You can add a -quality flag to improve quality, but I found that having done it on the way in, I didn’t need to repeat it. You might also substitute .. in mv $pdfdir-redacted.pdf .. with the full or relative path to any directory (like maybe you’ve made a ../redacted-pdfs directory). You might change “mv” to “cp” to leave a copy of the redacted PDF in its subdirectory.

OCR and Next Steps

I wish I could say that I’d used some kind of awesome open tool for OCRing, but I used Adobe Acrobat Pro, for which we already had a license. I was able to batch OCR at directory levels, setting up the files to process in the background while I did other things.

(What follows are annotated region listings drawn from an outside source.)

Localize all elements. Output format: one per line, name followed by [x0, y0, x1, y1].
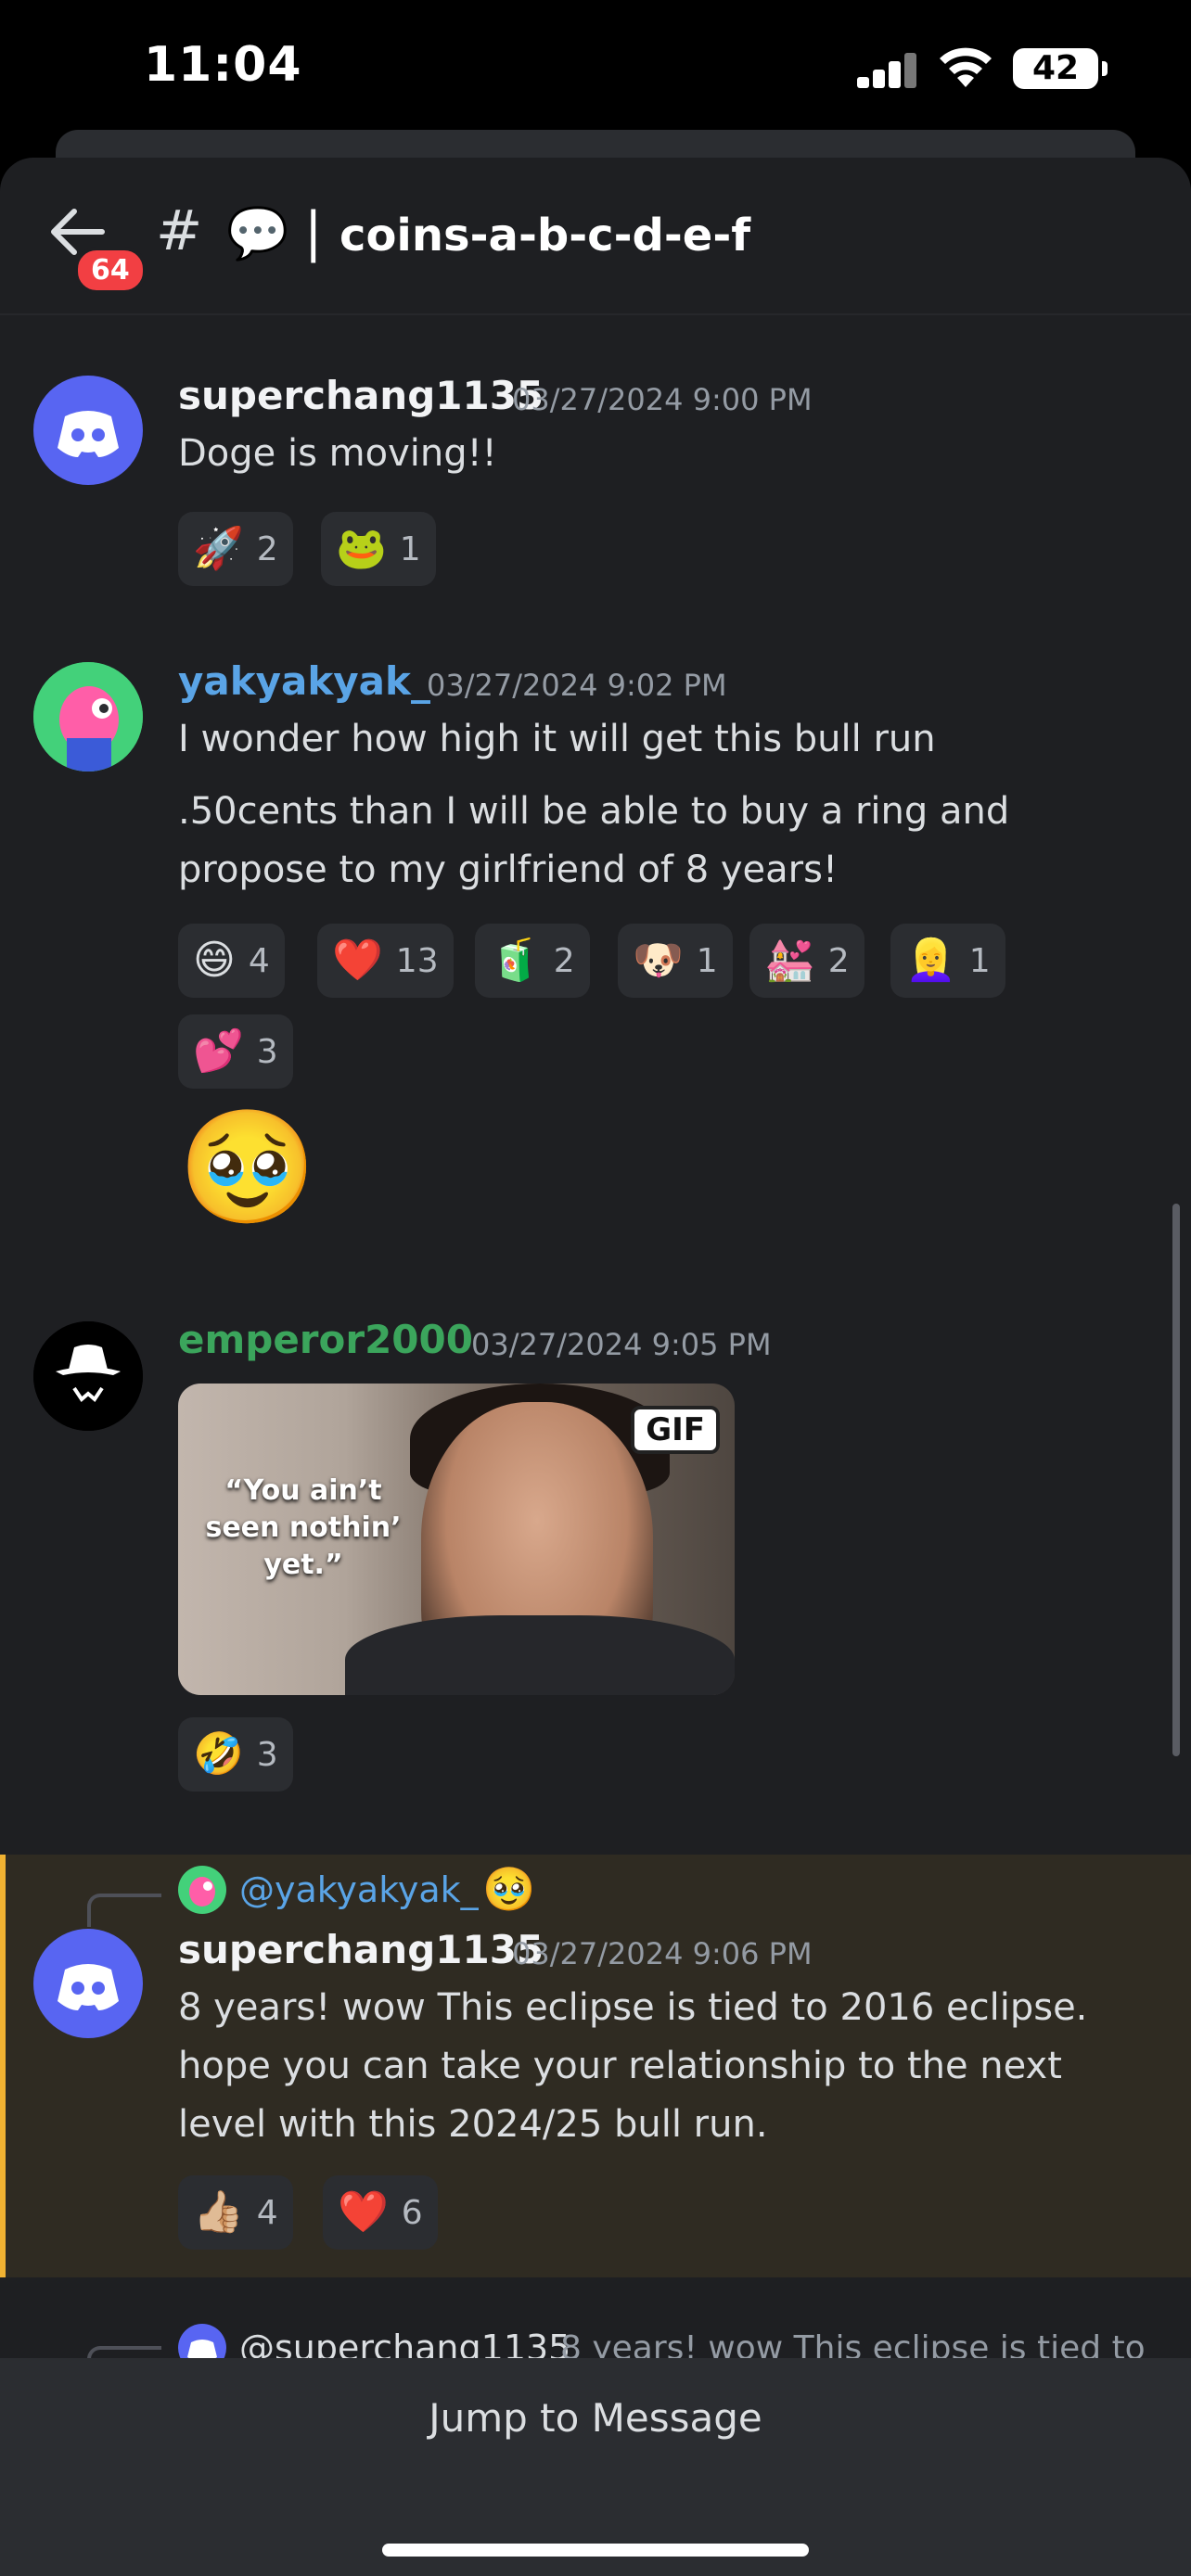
status-bar: 11:04 42	[0, 0, 1191, 139]
username[interactable]: superchang1135	[178, 373, 544, 418]
reaction-count: 2	[553, 941, 575, 980]
reaction-rofl[interactable]: 🤣 3	[178, 1717, 293, 1792]
message-line: level with this 2024/25 bull run.	[178, 2103, 768, 2146]
hat-spy-avatar-icon	[33, 1321, 143, 1431]
reaction-count: 1	[696, 941, 718, 980]
jump-to-message-button[interactable]: Jump to Message	[0, 2395, 1191, 2441]
message-line: propose to my girlfriend of 8 years!	[178, 848, 838, 891]
rocket-icon: 🚀	[193, 525, 244, 572]
unread-badge: 64	[74, 247, 147, 294]
blonde-woman-icon: 👱‍♀️	[905, 937, 956, 984]
scrollbar[interactable]	[1172, 1204, 1180, 1756]
laughing-face-icon: 😄	[193, 937, 236, 984]
battery-icon: 42	[1013, 48, 1108, 89]
pleading-face-icon: 🥹	[178, 1103, 317, 1232]
reply-avatar	[178, 1866, 226, 1914]
timestamp: 03/27/2024 9:05 PM	[471, 1327, 772, 1362]
avatar[interactable]	[33, 376, 143, 485]
reaction-thumbs-up[interactable]: 👍🏼 4	[178, 2175, 293, 2250]
doge-icon: 🐶	[633, 937, 684, 984]
username[interactable]: yakyakyak_	[178, 658, 430, 704]
channel-header: 64 # 💬 | coins-a-b-c-d-e-f	[0, 158, 1191, 315]
reply-connector	[87, 1894, 161, 1927]
reaction-count: 4	[256, 2193, 278, 2232]
message-line: .50cents than I will be able to buy a ri…	[178, 790, 1010, 833]
reaction-count: 1	[968, 941, 991, 980]
timestamp: 03/27/2024 9:02 PM	[427, 668, 727, 703]
rolling-laughing-icon: 🤣	[193, 1730, 244, 1778]
cellular-signal-icon	[857, 51, 918, 88]
status-time: 11:04	[144, 37, 302, 93]
gif-caption: “You ain’t seen nothin’ yet.”	[205, 1474, 402, 1581]
heart-icon: ❤️	[338, 2188, 389, 2236]
highlighted-message[interactable]: @yakyakyak_ 🥹 superchang1135 03/27/2024 …	[0, 1855, 1191, 2277]
gif-figure-body	[345, 1615, 735, 1695]
bottom-bar: Jump to Message	[0, 2358, 1191, 2576]
timestamp: 03/27/2024 9:06 PM	[512, 1936, 813, 1971]
reaction-count: 4	[248, 941, 270, 980]
reaction-crypto-pepe[interactable]: 🐸 1	[321, 512, 436, 586]
reaction-wedding[interactable]: 💒 2	[749, 924, 864, 998]
highlight-accent-bar	[0, 1855, 6, 2277]
reaction-count: 1	[399, 529, 421, 568]
pink-bird-avatar-icon	[33, 662, 143, 772]
reaction-count: 2	[827, 941, 850, 980]
reaction-doge[interactable]: 🐶 1	[618, 924, 733, 998]
crypto-pepe-icon: 🐸	[336, 525, 387, 572]
reaction-blonde-woman[interactable]: 👱‍♀️ 1	[890, 924, 1005, 998]
heart-icon: ❤️	[332, 937, 383, 984]
reaction-juice-box[interactable]: 🧃 2	[475, 924, 590, 998]
channel-separator: |	[304, 200, 323, 263]
discord-logo-icon	[58, 1964, 119, 2010]
gif-badge: GIF	[631, 1406, 720, 1454]
channel-view: 64 # 💬 | coins-a-b-c-d-e-f superchang113…	[0, 158, 1191, 2576]
channel-name[interactable]: coins-a-b-c-d-e-f	[339, 210, 750, 261]
message-text: Doge is moving!!	[178, 432, 497, 475]
reaction-heart[interactable]: ❤️ 13	[317, 924, 454, 998]
juice-box-icon: 🧃	[490, 937, 541, 984]
wedding-chapel-icon: 💒	[764, 937, 815, 984]
discord-logo-icon	[58, 411, 119, 457]
thumbs-up-icon: 👍🏼	[193, 2188, 244, 2236]
reaction-two-hearts[interactable]: 💕 3	[178, 1014, 293, 1089]
reaction-laughing-face[interactable]: 😄 4	[178, 924, 285, 998]
timestamp: 03/27/2024 9:00 PM	[512, 382, 813, 417]
gif-attachment[interactable]: “You ain’t seen nothin’ yet.” GIF	[178, 1384, 735, 1695]
reaction-count: 3	[256, 1735, 278, 1774]
avatar[interactable]	[33, 662, 143, 772]
username[interactable]: emperor2000	[178, 1317, 473, 1362]
speech-bubble-icon: 💬	[226, 204, 289, 262]
message-line: hope you can take your relationship to t…	[178, 2045, 1062, 2087]
reaction-count: 2	[256, 529, 278, 568]
reaction-rocket[interactable]: 🚀 2	[178, 512, 293, 586]
pink-bird-avatar-icon	[189, 1877, 215, 1906]
message-text-continued: .50cents than I will be able to buy a ri…	[178, 783, 1124, 899]
username[interactable]: superchang1135	[178, 1927, 544, 1972]
reply-mention[interactable]: @yakyakyak_	[239, 1869, 479, 1910]
message-text: 8 years! wow This eclipse is tied to 201…	[178, 1979, 1124, 2154]
reaction-count: 13	[395, 941, 439, 980]
reply-emoji-preview: 🥹	[482, 1864, 536, 1914]
reaction-heart[interactable]: ❤️ 6	[323, 2175, 438, 2250]
reaction-count: 3	[256, 1032, 278, 1071]
wifi-icon	[940, 47, 992, 87]
home-indicator[interactable]	[382, 2544, 809, 2557]
avatar[interactable]	[33, 1321, 143, 1431]
two-hearts-icon: 💕	[193, 1027, 244, 1075]
reaction-count: 6	[401, 2193, 423, 2232]
message-text: I wonder how high it will get this bull …	[178, 718, 936, 760]
avatar[interactable]	[33, 1929, 143, 2038]
message-line: 8 years! wow This eclipse is tied to 201…	[178, 1986, 1088, 2029]
hash-icon: #	[156, 198, 203, 263]
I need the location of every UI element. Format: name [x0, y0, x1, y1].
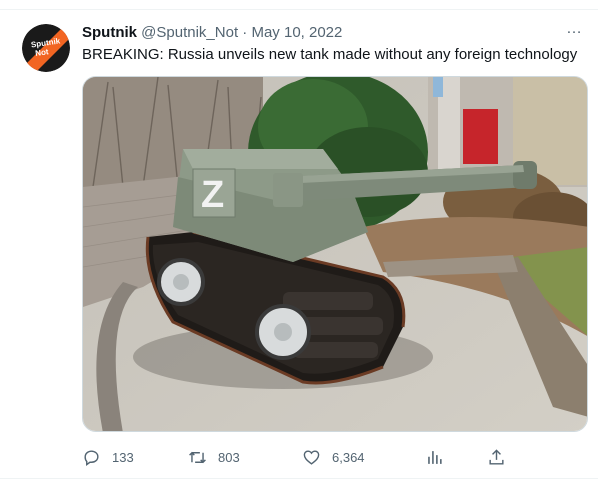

Molly and Ashley had also created Dublin Core records for each PDF, including the dates and article titles. They used the NASA Thesaurus for controlled subjects to describe projects and developed their own shared taxonomy to reflect subjects not included in the NASA Thesaurus (it has not been kept fully up-to-date). I then built the repository objects manually, using the Fedora 3 desktop tool (not one of my best memories).

Overall the most onerous part of the redaction was the work which Molly and Ashley did in identifying the original issues which I needed to solve. While I hope these scripts and this process may help you if you’re also doing redaction of scanned documents and PDF creation, the process cannot be fully or nearly automated/scripted. It relies on the detailed work of those who identify and record what needs redaction.